Exploring the life of Marie Françoise Gilot

Nearing her one hundredth birthday on 26th November this year, Marie Françoise Gilot has lived a remarkable life from her decade-long love affair with Picasso in her early twenties, to becoming the talented painter and writer celebrated today.

23 September 2021

A gifted artist from a young age, Gilot was educated at the Sorbonne, Paris and Cambridge University. In 1939, she began to study law but abandoned her studies after a few years to pursue her love of painting. In 1943, Gilot was sat in a restaurant dining with a friend a few tables across from Picasso. Picasso was sitting with his then lover, Dora Maar, the surrealist photographer. He approached Gilot and offered an invitation to his studio. Aged just 21 years old at the time, Picasso was significantly older aged 61. Yet, Gilot was fascinated and became Picasso’s muse, advisor and lover. They had two children together, Claude (b.1947) and Paloma (b.1949). She said of her relationship with Picasso, ‘it was a catastrophe I didn’t want to avoid’.


Françoise Gilot and Picasso

Pablo Picasso and Françoise Gilot on the set of the film ‘Le Mystere Picasso’, 1995

© Jerome Brierre/Bridgeman Images


In 1953, Gilot left Picasso taking their two children with her. She only saw him once more in her lifetime. Gilot continued to paint but Picasso discouraged galleries and dealers from accepting her work, noticing instead her following in America, she relocated to New York in 1961. Exacerbating the bitterness of their split, Gilot published her memoir ‘Life with Picasso’ (1964), which became an instant bestseller and sold over a million copies.


Marie Françoise Gilot Cortege in Sworders Modern and Contemporary Art Sale

Lot 128 - Modern & Contemporary Art, Tuesday 5 October

Françoise Gilot (French, b.1921), 'Procession', 1963, signed 'F. Gilot' l.l., inscribed 'Cortege' (procession) verso, oil on canvas, 22.5 x 27cm

Estimate £6,000 - £8,000


Yet, Gilot’s career was only just beginning. Painted in 1963, we are delighted to offer this bold work ‘Cortege’. Executed in a brilliant red, its vibrant yellow circles with blue and black lines appear to tumble over each other in the way of organised chaos.
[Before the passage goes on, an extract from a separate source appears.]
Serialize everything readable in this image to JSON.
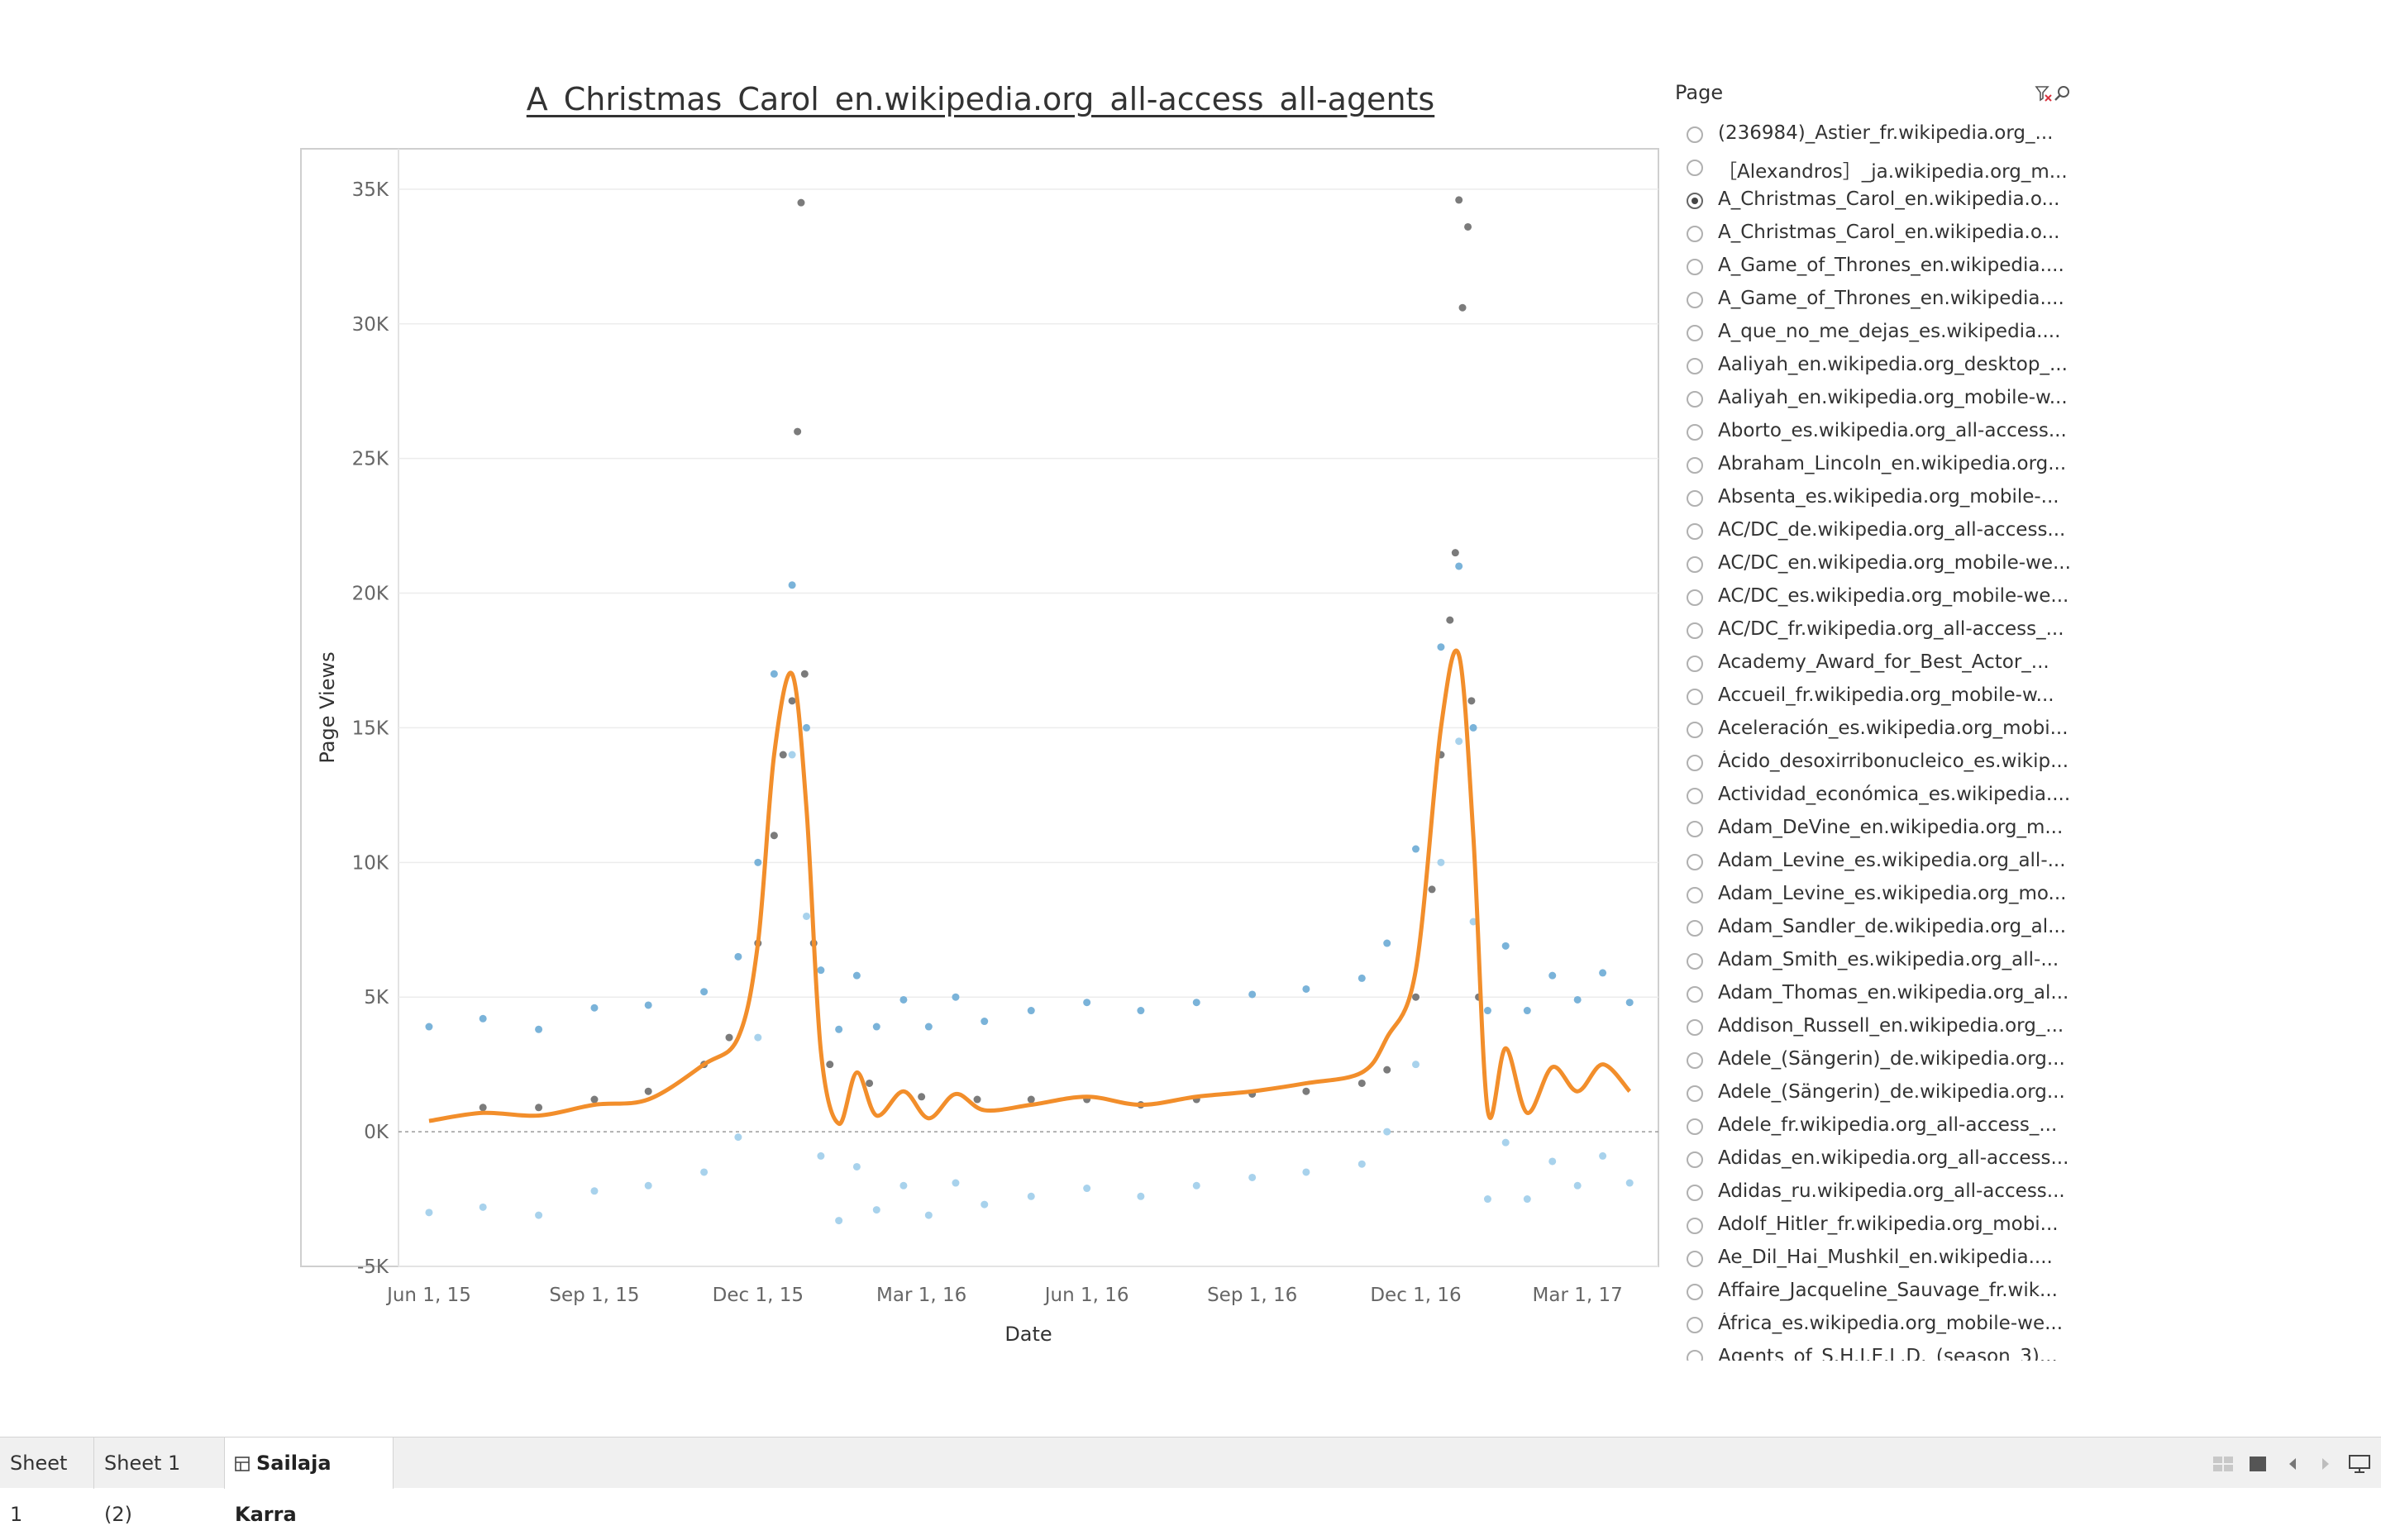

Gilot has said on a number of occasions that red is her favourite colour, in fact an exhibition at The Elkon Gallery (2019) specifically dedicated itself to the colour red in Gilot’s work. Gilot’s work has continued to grow in popularity and in May of this year, the artist’s ‘Paloma à la Guitare’ (1965) became the most expensive work by Gilot to be sold at auction, hammering down well-above estimate at £750,000.